When Rafaela Espinal — a Dominican-American who describes herself as Afro-Latina — declined to join in, she “was admonished and told that it was inappropriate for her not to participate,”…

But when repeatedly asked to salute “Wakanda” at other professional meetings, Espinal felt the gesture “introduced a racial divide where there should be none,” said her lawyers, Israel Goldberg, Helen Setton and Domenic Recchia.

Espinal, who has filed a lawsuit, also claims she was targeted for not being black enough and following the diversity agenda.

Karen Ames, a Jewish 30-year veteran educator, says she was fired when she refused to make the Wakanda salute and for sharing her family’s Holocaust story:

Ames was grilled about her “ethnic background,” chastised by a colleague at a training session when she shared her grandparents’ experience during the Holocaust in Poland, and “admonished” when she declined requests at superintendents meetings to take part in the comic book movie-inspired “Wakanda Forever” salute to “black power,” she charges in the legal filing.

At an implicit-bias workshop where superintendents were asked to tell their personal stories, Ames talked about her grandparents’ loss of two children during the Holocaust — only to have colleague Rasheda Amon tell her, “you better check yourself,” the lawsuit alleges.

“That is not about being Jewish!

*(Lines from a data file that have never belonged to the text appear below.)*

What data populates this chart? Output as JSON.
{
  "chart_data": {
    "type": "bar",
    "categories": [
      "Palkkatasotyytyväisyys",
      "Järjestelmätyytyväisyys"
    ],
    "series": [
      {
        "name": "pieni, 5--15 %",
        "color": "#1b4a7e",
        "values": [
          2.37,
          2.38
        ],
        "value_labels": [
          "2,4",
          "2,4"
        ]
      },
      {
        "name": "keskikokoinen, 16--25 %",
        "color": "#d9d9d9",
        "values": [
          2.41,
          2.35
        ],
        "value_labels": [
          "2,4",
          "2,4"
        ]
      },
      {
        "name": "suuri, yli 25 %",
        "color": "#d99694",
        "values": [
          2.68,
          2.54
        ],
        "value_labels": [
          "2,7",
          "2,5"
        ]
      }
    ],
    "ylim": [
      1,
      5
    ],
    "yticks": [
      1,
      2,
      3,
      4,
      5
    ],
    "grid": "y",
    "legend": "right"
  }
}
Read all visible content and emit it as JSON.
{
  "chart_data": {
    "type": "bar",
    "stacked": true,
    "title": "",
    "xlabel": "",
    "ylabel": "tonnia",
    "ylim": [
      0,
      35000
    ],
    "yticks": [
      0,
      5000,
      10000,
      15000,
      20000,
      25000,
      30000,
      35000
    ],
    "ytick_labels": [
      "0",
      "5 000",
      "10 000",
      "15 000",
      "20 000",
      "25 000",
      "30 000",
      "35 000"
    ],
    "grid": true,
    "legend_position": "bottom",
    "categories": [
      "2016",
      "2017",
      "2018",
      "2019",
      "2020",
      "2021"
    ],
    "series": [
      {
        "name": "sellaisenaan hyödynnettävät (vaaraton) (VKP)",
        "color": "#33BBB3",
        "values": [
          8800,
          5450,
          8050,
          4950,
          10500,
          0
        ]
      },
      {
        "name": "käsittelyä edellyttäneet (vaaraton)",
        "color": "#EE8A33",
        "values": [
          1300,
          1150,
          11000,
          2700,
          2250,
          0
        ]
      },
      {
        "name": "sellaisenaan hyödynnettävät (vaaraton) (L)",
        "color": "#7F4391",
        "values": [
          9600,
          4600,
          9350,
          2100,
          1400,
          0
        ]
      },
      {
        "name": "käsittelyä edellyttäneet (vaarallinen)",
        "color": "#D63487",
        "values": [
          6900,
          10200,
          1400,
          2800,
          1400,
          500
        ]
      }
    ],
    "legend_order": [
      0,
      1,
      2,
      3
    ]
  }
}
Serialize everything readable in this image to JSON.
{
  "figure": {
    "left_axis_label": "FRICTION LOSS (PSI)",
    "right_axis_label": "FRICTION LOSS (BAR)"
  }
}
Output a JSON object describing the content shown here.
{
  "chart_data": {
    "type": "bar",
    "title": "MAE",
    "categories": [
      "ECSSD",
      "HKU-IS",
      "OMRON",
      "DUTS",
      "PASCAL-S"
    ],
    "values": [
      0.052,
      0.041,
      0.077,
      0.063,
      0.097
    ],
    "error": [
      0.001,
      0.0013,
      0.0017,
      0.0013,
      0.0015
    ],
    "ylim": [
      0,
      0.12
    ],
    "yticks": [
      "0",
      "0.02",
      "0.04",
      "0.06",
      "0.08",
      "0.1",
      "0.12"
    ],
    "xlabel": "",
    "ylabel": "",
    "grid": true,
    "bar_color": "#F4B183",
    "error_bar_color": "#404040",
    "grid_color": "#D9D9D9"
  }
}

It’s about black and brown boys of color only,” court papers quote Amon as scolding.

Ames was effective at her job. She had reportedly been celebrated for her success in raising math scores at struggling schools.

We don’t know all of the details behind their removals, but that’s not the issue.

Playing out here is the real harm of the equity agenda that seeks to elevate one group of people above others for special treatment based on skin color. It also highlights that those who deviate from the equity orthodoxy, regardless of their color, may be targeted for reprisal.

Equity and equality are not the same thing. Over our nation’s history we have strived for equal treatment under the law and equal opportunity for all.

In a terrific Wall Street Journal op-ed today, Charles Lipson, professor emeritus at the University of Chicago, explains the difference between the ideas and why equity is antithetical to free enterprise and our fundamental principles:

There is a big difference. It’s the difference between equal treatment and equal outcomes. Equality means equal treatment, unbiased competition and impartially judged outcomes. Equity means equal outcomes, achieved if necessary by unequal treatment, biased competition and preferential judging.

Those who push for equity have hidden these crucial differences for a reason. They aren’t merely unpopular; they challenge America’s bedrock principle that people should be treated equally and judged as individuals, not as members of groups.

Instead of making their case openly and honestly, advocates of equity twist and turn to avoid revealing their radical goal of re-engineering society through coercion. If the results fall short, as they inevitably would, the remedy is obvious: more money, more rules and more indoctrination.

The Wakanda symbol will not erase the educational gaps for students, but effective educators will.

Sadly, the school system is signaling where their priorities are and it doesn’t appear to be on the kids.